Many states have either a solar or wind exemption, which provides that equipment used for electricity generation by either solar or wind be exempt from sales tax. Florida, for example, provides an exemption for solar energy systems, and New York provides a specific sales and use tax exemption for solar modules and panels. Washington also provides a sales tax exemption for solar energy system machinery and equipment under specific criteria.
States generally treat electricity as tangible personal property for sales tax purposes and thus may provide for manufacturing exemptions. Texas exempts equipment directly used in manufacturing or processing, and Georgia exempts machinery and equipment that is necessary or integral to the manufacturing of tangible personal property (TPP). In Pennsylvania, purchases in the business of manufacturing electricity are exempt under specific guidelines for what the electricity production activities must entail.

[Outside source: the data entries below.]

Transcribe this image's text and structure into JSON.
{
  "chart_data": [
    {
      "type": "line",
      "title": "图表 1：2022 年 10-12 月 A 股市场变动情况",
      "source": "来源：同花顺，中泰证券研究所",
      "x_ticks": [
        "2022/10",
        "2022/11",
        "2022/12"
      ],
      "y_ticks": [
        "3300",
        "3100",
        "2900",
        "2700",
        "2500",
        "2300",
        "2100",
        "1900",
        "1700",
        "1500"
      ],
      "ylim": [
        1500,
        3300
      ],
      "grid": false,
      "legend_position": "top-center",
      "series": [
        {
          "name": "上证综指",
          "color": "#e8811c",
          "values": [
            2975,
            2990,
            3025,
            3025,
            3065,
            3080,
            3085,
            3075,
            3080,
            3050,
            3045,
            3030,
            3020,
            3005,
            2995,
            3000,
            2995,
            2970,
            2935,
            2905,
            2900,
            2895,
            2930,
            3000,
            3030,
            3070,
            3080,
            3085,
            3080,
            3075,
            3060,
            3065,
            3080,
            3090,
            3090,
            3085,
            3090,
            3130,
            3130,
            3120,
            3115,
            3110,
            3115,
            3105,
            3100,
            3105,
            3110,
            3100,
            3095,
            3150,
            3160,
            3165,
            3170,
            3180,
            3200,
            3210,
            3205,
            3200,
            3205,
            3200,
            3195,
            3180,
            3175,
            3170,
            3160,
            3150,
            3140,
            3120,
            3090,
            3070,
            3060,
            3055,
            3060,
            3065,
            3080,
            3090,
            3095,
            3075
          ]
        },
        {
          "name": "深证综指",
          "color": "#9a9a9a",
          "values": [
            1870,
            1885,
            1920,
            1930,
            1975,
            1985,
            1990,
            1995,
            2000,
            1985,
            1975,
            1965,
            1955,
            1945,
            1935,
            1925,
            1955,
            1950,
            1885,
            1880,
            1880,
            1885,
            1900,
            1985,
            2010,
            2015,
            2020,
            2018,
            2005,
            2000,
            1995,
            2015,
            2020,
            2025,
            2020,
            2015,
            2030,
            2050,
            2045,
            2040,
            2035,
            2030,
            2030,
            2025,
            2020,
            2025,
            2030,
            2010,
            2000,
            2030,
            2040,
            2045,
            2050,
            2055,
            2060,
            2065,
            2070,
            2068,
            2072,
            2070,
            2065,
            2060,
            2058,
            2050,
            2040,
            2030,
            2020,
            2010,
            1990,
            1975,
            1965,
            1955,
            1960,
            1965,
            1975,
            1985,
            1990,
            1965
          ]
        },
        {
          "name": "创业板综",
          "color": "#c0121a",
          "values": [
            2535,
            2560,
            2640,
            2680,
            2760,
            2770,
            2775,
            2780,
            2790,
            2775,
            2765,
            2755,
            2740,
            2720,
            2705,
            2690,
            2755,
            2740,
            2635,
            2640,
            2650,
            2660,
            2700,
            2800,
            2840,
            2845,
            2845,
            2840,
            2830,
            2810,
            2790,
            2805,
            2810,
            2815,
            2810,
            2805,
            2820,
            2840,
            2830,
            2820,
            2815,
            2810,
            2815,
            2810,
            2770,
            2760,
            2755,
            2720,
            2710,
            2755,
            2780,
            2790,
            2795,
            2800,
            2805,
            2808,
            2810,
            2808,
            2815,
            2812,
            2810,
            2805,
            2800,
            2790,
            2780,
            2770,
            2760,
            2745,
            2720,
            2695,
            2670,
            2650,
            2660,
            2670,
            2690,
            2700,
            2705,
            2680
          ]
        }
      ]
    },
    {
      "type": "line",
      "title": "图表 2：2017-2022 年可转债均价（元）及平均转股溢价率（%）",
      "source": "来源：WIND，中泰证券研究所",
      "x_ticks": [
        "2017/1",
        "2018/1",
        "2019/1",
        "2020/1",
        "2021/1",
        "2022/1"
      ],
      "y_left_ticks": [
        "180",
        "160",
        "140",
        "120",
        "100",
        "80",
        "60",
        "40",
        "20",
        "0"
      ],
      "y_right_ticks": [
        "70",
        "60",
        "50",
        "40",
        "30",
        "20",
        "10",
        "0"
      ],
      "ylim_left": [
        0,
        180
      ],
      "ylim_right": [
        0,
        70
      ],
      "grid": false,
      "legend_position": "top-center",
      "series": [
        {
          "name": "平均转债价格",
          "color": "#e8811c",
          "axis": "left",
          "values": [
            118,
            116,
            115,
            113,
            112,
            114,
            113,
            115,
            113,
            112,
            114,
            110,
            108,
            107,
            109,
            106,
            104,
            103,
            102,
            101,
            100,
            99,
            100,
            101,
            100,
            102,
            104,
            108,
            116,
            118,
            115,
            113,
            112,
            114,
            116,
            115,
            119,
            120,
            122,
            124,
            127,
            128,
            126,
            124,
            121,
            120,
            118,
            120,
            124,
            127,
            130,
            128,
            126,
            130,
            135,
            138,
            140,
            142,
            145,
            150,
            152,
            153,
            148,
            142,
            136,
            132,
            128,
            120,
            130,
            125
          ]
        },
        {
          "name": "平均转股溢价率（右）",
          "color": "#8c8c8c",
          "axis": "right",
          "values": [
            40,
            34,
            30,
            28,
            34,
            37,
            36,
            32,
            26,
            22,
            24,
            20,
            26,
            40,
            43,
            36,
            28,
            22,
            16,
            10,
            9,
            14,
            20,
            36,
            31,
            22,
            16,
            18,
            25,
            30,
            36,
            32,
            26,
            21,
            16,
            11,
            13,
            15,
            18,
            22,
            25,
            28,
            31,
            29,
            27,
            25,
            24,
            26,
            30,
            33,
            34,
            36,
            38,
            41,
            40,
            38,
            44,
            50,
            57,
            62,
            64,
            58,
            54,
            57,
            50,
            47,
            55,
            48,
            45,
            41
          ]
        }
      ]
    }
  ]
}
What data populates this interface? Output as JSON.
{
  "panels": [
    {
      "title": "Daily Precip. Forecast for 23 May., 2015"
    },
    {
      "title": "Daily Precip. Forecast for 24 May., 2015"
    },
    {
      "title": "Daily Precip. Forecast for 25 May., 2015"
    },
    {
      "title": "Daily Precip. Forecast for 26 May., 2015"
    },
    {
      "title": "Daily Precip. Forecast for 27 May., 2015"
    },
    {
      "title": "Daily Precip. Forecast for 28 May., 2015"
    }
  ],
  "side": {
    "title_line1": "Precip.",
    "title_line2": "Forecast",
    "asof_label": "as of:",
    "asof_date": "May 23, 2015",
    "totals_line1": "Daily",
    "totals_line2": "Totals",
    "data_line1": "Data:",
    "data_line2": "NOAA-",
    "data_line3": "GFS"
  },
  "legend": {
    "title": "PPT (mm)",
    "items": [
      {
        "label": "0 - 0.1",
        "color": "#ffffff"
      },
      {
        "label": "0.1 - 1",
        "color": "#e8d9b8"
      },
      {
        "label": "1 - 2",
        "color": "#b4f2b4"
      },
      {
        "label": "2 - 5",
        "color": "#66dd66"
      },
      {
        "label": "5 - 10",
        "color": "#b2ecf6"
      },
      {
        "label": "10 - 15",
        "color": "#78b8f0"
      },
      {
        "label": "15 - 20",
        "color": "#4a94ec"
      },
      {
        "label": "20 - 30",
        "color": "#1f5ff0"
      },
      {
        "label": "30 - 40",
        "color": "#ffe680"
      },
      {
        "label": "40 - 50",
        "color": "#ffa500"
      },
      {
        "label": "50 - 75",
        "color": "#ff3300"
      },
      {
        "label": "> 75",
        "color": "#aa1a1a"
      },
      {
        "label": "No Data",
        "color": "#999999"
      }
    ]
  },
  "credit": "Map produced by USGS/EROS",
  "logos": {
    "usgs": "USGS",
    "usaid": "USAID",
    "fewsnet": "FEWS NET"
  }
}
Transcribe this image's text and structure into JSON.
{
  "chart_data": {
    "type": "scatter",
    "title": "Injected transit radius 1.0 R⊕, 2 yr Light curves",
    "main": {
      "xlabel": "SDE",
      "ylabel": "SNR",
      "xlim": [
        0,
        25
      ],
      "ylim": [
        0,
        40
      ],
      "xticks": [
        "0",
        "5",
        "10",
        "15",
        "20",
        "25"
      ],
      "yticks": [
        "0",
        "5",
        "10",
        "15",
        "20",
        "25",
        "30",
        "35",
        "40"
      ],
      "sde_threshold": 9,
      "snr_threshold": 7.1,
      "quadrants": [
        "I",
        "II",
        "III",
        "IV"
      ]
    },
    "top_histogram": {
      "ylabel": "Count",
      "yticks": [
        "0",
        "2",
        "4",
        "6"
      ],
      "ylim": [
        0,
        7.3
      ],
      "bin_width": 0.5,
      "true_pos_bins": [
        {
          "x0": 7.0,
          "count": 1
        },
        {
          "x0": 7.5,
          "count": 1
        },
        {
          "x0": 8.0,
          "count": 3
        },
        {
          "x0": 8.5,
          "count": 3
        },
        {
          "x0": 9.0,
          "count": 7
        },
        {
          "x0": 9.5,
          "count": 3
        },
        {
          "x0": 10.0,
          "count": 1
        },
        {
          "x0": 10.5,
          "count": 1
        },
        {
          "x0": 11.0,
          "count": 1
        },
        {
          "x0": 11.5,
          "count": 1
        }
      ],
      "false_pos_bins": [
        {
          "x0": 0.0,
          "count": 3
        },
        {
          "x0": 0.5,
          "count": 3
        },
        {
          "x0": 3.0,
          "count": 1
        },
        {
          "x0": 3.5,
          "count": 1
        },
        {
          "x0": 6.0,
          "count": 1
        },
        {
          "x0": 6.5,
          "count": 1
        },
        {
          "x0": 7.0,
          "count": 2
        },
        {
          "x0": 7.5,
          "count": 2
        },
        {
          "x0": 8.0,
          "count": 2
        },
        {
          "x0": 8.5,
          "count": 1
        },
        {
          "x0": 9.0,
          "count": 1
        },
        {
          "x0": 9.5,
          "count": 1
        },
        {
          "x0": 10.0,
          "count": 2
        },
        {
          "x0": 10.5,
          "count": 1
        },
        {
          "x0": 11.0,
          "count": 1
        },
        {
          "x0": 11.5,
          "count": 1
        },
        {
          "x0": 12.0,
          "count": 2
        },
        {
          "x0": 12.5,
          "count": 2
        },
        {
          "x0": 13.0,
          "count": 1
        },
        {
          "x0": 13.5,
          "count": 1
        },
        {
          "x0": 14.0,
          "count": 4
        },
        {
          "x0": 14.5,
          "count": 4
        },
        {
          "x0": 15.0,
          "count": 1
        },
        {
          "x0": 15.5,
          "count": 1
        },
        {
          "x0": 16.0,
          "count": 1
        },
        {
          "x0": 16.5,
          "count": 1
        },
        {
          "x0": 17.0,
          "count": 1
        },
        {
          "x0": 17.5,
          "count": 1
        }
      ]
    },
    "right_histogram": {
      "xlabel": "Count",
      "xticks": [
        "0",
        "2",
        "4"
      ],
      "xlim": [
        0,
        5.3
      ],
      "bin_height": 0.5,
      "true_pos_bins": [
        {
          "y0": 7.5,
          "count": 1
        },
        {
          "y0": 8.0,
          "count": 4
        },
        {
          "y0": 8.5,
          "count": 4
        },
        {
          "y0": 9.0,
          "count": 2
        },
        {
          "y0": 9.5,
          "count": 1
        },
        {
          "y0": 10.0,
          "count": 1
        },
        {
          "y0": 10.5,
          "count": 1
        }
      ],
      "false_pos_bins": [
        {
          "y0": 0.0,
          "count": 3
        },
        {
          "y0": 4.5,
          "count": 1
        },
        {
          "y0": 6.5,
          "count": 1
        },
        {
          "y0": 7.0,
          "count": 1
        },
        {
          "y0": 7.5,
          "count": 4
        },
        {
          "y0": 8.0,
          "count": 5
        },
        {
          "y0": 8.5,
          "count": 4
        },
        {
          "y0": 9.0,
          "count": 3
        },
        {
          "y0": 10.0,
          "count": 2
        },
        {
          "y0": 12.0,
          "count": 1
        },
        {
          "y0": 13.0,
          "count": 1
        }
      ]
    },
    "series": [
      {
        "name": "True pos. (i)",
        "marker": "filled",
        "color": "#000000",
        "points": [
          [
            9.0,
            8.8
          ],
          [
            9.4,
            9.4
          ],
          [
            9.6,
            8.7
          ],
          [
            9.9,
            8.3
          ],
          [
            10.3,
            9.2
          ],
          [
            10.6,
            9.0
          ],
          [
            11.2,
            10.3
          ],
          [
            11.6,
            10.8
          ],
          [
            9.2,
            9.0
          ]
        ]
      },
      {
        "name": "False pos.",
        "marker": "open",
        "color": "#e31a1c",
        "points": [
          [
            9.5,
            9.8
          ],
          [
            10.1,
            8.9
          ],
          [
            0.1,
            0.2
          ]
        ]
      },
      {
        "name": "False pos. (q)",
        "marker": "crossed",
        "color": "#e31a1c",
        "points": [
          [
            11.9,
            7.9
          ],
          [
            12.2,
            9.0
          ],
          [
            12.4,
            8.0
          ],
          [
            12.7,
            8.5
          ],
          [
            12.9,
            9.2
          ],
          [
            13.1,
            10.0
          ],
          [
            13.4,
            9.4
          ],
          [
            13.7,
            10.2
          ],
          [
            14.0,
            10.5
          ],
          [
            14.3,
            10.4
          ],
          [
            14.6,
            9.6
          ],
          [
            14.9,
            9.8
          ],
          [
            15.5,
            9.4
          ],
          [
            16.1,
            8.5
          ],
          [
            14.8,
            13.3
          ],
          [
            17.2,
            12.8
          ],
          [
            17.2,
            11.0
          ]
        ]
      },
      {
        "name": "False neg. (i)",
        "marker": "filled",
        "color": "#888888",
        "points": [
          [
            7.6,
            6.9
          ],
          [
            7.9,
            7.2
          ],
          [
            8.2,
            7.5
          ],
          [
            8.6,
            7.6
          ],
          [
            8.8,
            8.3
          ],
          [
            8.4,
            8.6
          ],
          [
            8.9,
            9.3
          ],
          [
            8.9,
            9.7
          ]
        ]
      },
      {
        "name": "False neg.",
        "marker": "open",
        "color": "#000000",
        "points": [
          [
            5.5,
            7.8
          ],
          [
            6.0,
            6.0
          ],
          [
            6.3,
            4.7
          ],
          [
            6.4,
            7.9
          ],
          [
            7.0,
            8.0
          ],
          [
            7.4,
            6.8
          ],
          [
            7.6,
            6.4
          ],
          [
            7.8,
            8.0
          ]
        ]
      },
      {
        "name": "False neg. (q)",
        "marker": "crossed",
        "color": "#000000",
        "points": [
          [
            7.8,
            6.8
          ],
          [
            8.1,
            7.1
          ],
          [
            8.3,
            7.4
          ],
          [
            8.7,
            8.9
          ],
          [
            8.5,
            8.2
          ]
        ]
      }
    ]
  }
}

Some questions taxpayers should ask to determine whether or not a manufacturing exemption applies include: Is manufacturing defined as the production of TPP? Does TPP include electricity? How narrowly is the manufacturing exemption defined?
Sales tax and energy production
The two largest revenue streams from producing electricity through renewable sources are electricity sales and renewable energy certificates (REC).
The sale of electricity is typically taxable except in states with exemptions. An exemption taxpayers should examine is whether electricity is at retail or for resale. For example, Pennsylvania and Texas exempt electricity sales from sales tax if it is used during the manufacturing process, and Pennsylvania exempts sales tax if electricity is purchased for residential use. Additionally, sales taxes would likely not be imposed on a REC sale. If sold together in a bundled transaction, taxpayers should determine whether the electricity or REC is the true object of the transaction.
Storing and releasing energy
Taxpayers with battery storage at their facility should determine whether storing and releasing electricity could qualify for a production exemption from sales tax. This also applies for charging electric vehicle batteries. Companies are already in the process of building these charging stations, and states have likewise provided certain exemptions for building and installing electric vehicle charging stations. These companies should consider questions such as whether they will be buying the electricity for resale, who will own the charging equipment, and whether it will be considered a public utility. As more vehicles rely on electricity, states may also begin taxing charging stations at a higher rate.
“The state that aligns its inducements to the publicly stated goals for increased usage of electricity through electric vehicle adoption and increased green energy generation with the environmental, social and governance initiative will likely have a competitive advantage to drive new business and market investment,” Wade and Herzberg wrote.
In order for companies to meet requirements set by states and the federal government, more inducements will likely emerge.